Bu iki ihtimalden çıkan ortak sonuç Hz. Peygamber (s.a.v.)'in bunu kişiye tatavvu [nafile] olarak bağışlamış olmasıdır. İbn Dakık elId bunun doğruya en yakın görüş olduğunu söylemiştir.

 

Şu da söylenebilir:

 

Nevevi'nin "fakirin, keffaretini ailesine vermesi caiz değildir" ifadesi hadiste bahsedilen meseleyi dışarıda bırakmak için söylenmiştir; çünkü hadiste keffareti kişinin ailesine veren şahıs keffaret yükümlüsünün kendisi değil aileye yabancı birisidir.

 

Keffarete Dair Son Hükümler:

 

[1] - Ramazan ayından birkaç gün orucu kaçıran kimsenin bunları peşpeşe kaza etmesi müstehaptır.

 

[2] - Ramazan ayından kaza borcu bulunan kimsenin nafile oruç tutması mekruhtur.
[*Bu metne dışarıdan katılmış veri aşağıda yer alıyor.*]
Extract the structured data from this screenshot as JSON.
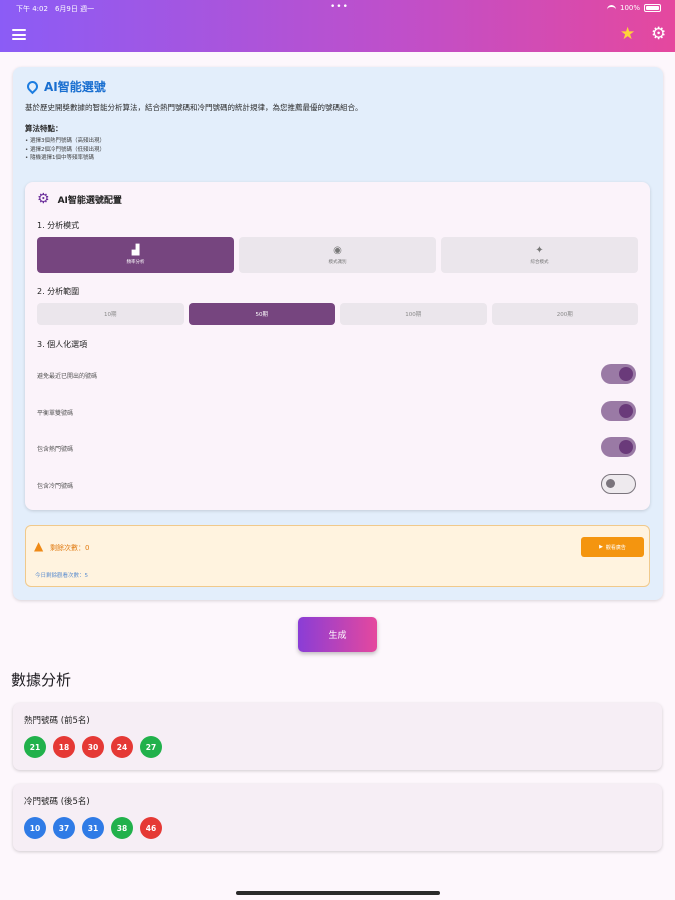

Bunu Cürcanı söylemiştir.

 

[3] - Kişi "ömür boyunca Şaban ayını oruçlu geçirme" konusunda adakta bulunsa ve daha sonra esir edilse, inceleme araştırmada bulunarak Şaban ayı olduğuna inanarak Recep ayında oruç tutsa, Şaban ayında da Ramazan ayı diye oruç tutsa, Ramazan ayı çıktıktan sonra durumu anlasa, birisi Şaban, diğeri de ramazan ayı olmak üzere iki ayı kaza etmesi gerekir. Fakir doyurmasına gerek yoktur. Bunu Maverdı belirtmiştir.